La sastrería de los dioses
Wagner escribe al director de orquesta Hans Richter en el verano de 1869 –el editor de la correspondencia, Ludwig Karpath, no atina a mayores precisiones– una carta en la que trata, entre otros asuntos, del vestuario más apropiado para unas representaciones de su tetralogía. Dos preocupaciones tensan su prosa: que los diseñadores sigan las huellas del pintor Michael Echter, que ha cubierto con sus frescos tantos muros de los delirantes palacios erigidos por Luis II de Baviera, mecenas del pedigüeño Ricardón; y sus planes para construir un teatro lírico pura y exclusivamente alemán, libre de tentaciones latinas, cosmopolitas y judaicas.
En efecto, Echler, en la línea de cierta pintura de la época, imagina a los dioses en la tradición de la pintura académica europea, o sea como dioses del paganismo clásico, es decir mediterráneo. La estatuaria griega y romana sirven de referencia, en tanto de las divinidades nórdicas no quedan huellas visibles. Para Wagner, vestir a sus divos con túnicas meridionales, era como disfrazarlos y desvirtuarlos.
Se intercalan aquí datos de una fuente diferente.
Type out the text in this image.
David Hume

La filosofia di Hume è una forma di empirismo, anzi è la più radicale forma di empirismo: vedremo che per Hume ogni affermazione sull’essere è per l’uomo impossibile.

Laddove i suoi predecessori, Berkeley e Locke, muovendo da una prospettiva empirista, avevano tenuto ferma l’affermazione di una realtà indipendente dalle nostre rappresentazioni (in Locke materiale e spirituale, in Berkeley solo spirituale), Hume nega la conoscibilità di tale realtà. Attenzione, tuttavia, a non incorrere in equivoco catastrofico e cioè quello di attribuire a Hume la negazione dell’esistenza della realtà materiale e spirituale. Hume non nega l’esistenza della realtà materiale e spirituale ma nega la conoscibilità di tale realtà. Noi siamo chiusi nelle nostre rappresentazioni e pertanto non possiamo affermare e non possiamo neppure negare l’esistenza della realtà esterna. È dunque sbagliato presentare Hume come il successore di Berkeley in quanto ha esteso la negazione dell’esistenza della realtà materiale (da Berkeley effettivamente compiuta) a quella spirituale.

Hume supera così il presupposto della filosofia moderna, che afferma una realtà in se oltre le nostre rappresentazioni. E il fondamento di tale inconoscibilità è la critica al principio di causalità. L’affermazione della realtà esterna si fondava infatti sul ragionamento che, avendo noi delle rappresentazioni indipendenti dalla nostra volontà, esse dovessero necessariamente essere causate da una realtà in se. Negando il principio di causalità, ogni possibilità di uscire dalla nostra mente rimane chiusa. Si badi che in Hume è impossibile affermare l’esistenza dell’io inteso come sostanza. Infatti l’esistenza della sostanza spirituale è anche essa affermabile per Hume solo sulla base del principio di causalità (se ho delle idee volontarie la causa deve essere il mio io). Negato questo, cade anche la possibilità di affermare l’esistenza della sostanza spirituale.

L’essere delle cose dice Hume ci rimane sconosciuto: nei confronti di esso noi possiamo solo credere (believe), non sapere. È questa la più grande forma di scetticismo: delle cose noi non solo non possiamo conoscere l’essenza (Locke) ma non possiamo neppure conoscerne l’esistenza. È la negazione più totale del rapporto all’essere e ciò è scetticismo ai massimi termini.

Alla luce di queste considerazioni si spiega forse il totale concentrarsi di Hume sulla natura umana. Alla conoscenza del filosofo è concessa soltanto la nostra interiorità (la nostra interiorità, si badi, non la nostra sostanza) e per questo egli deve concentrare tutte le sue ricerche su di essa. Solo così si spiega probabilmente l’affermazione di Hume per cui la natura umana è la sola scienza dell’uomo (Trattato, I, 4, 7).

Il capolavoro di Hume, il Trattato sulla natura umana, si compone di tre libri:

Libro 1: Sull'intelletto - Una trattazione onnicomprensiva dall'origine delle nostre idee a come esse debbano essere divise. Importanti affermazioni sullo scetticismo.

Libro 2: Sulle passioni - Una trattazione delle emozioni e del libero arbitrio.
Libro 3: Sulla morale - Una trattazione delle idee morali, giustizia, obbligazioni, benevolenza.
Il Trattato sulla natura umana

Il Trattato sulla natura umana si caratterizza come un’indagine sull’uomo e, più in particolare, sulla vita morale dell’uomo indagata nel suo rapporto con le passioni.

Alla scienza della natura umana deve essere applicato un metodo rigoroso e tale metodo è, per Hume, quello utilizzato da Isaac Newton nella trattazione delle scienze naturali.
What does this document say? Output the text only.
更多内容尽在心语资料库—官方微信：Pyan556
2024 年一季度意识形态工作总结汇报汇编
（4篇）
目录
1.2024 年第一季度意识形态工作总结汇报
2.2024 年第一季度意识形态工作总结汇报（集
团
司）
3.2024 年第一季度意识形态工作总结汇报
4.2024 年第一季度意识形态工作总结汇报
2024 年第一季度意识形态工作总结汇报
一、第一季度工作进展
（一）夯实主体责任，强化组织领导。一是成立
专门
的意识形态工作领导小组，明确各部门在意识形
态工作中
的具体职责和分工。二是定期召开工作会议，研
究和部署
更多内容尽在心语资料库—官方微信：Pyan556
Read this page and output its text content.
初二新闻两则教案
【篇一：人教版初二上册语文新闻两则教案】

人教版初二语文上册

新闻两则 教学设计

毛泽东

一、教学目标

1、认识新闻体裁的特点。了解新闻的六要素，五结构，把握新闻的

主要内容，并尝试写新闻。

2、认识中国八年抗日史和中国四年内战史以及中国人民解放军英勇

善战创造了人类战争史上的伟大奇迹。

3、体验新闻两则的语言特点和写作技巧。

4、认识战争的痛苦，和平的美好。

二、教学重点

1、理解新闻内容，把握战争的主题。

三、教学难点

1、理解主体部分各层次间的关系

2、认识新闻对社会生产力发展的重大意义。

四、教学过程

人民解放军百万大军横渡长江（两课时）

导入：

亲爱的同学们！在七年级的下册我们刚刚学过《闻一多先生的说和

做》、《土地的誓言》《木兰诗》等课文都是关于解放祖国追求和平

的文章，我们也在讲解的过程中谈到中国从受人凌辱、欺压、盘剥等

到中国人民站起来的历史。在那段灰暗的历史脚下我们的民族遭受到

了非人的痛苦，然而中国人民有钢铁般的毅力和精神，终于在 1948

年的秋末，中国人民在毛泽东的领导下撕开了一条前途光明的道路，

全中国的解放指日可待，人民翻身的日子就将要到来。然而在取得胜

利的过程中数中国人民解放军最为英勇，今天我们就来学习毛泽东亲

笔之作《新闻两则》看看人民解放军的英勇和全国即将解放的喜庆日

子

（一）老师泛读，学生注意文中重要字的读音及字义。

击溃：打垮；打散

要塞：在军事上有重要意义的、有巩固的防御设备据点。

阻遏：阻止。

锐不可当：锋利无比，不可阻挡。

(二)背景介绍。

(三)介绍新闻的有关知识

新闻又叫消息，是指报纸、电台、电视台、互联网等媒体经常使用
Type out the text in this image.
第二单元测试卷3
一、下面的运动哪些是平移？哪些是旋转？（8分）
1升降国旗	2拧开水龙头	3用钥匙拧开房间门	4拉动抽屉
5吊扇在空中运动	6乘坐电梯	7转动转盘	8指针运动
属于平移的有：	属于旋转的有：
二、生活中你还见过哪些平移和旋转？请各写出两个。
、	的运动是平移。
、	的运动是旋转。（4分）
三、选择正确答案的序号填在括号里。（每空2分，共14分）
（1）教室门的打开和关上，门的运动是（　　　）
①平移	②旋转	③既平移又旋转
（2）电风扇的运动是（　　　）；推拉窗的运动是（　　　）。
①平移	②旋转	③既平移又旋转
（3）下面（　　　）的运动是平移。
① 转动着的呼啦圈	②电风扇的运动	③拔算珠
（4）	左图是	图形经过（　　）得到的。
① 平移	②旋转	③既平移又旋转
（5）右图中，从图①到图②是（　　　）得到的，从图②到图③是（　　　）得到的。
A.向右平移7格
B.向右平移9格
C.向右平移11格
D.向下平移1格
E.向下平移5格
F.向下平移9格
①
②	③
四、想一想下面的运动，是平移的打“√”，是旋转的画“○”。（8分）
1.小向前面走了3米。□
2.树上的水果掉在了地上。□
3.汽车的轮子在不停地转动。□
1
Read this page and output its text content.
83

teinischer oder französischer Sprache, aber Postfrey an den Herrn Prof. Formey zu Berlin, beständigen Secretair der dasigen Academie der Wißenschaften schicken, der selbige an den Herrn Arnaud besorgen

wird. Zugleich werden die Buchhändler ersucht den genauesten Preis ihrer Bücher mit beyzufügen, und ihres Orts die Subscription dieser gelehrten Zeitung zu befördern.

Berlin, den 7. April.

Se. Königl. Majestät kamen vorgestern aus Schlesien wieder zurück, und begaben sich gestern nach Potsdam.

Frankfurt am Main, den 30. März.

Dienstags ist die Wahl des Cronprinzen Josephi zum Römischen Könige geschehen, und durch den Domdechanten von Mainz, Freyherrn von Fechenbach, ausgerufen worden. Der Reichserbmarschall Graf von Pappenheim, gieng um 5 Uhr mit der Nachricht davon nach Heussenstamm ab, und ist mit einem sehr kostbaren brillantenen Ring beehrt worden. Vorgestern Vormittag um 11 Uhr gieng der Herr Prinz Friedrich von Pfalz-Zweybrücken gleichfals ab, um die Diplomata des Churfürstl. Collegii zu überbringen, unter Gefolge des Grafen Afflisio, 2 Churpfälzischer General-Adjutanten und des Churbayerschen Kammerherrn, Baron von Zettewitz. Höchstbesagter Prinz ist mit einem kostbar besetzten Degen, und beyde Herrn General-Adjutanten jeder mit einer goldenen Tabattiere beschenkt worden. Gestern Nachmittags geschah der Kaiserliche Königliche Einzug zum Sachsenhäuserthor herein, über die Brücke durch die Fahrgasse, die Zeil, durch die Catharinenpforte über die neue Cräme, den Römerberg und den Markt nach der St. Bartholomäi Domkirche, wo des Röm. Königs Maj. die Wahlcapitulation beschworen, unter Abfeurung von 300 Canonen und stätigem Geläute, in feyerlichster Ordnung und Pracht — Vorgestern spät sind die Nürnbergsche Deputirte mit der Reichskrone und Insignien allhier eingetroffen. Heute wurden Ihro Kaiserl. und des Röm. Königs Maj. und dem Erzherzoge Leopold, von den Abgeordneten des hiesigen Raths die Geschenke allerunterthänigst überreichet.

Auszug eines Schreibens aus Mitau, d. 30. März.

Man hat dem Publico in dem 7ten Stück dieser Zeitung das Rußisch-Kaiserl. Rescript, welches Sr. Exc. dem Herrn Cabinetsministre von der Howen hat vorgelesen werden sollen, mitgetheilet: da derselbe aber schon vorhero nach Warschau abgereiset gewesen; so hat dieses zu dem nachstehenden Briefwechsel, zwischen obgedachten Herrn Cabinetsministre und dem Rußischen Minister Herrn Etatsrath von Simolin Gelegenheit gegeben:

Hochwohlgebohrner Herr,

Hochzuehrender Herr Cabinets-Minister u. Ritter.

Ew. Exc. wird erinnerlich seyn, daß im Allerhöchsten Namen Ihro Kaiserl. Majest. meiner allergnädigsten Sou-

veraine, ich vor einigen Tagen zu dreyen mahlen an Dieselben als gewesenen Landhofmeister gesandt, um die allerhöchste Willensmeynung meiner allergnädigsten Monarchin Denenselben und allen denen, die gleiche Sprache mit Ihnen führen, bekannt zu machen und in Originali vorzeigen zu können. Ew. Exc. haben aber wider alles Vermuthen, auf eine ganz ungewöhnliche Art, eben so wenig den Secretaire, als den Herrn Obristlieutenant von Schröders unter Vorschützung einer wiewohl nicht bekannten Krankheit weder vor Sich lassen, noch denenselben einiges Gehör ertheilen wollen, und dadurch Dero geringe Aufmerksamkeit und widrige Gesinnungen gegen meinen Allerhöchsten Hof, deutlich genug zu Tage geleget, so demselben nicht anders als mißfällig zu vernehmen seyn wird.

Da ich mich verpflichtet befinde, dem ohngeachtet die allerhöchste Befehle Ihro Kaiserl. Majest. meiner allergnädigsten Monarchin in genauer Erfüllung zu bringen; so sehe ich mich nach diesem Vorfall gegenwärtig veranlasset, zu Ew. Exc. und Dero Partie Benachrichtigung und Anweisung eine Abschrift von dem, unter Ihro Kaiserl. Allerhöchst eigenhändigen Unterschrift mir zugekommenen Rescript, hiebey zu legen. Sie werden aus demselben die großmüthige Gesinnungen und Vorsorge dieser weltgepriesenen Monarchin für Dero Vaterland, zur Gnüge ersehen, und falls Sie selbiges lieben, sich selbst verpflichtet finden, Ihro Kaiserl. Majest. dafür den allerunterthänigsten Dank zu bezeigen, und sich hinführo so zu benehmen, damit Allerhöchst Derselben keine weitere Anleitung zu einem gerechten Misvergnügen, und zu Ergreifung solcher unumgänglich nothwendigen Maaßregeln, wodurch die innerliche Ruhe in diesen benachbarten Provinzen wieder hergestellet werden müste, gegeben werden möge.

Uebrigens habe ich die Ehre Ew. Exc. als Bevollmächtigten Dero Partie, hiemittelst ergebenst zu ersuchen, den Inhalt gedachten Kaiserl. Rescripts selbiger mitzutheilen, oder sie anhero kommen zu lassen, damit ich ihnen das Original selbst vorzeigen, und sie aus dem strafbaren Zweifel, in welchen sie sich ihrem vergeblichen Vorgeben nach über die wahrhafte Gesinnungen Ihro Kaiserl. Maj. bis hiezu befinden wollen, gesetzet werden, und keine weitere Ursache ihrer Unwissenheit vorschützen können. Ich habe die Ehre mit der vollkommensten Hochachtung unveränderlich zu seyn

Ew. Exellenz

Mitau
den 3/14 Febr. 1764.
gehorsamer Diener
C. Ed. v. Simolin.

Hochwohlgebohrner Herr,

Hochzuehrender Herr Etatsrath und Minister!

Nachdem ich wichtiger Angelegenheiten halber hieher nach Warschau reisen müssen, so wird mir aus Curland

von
¿Qué modelos proponía tener en cuenta? No pueden ser más bizarros, por no decir hilarantes: observar los viejos escudos medievales de Prusia, con sus gigantes velludos empuñando garrotas, el dios Froh con la hoz de las cosechas, Fricka –una buena maruja– ocupada con su huso de hilar y Freia con frutas y flores, acaso con un puesto en el mercado de la Plaza Mayor. Es sabido que a Wagner le repelía el arte de los pintores decoradores que servían en los teatros de ópera de su tiempo. Sus bellos paisajes y sus imponentes construcciones eran como cuadros estáticos donde se perdía la acción de sus actores. Pero, en su lugar ¿qué? Acaso el músico estaba pensando en un arte que reuniera a todas las artes en una sola etsructura, un arte del futuro, un arte inexistente: el cine. Y, en efecto, llegó y así estamos viendo a Superman, a Conan el Bárbaro, a los enanos y los príncipes y las doncellas misioneras del Señor de los Anillos. El arte del siglo XX ha llegado y se ha vuelto canónico, entre el cómic y la pantalla tridmenisonal. Quién se lo hubiera dicho a don Ricardón.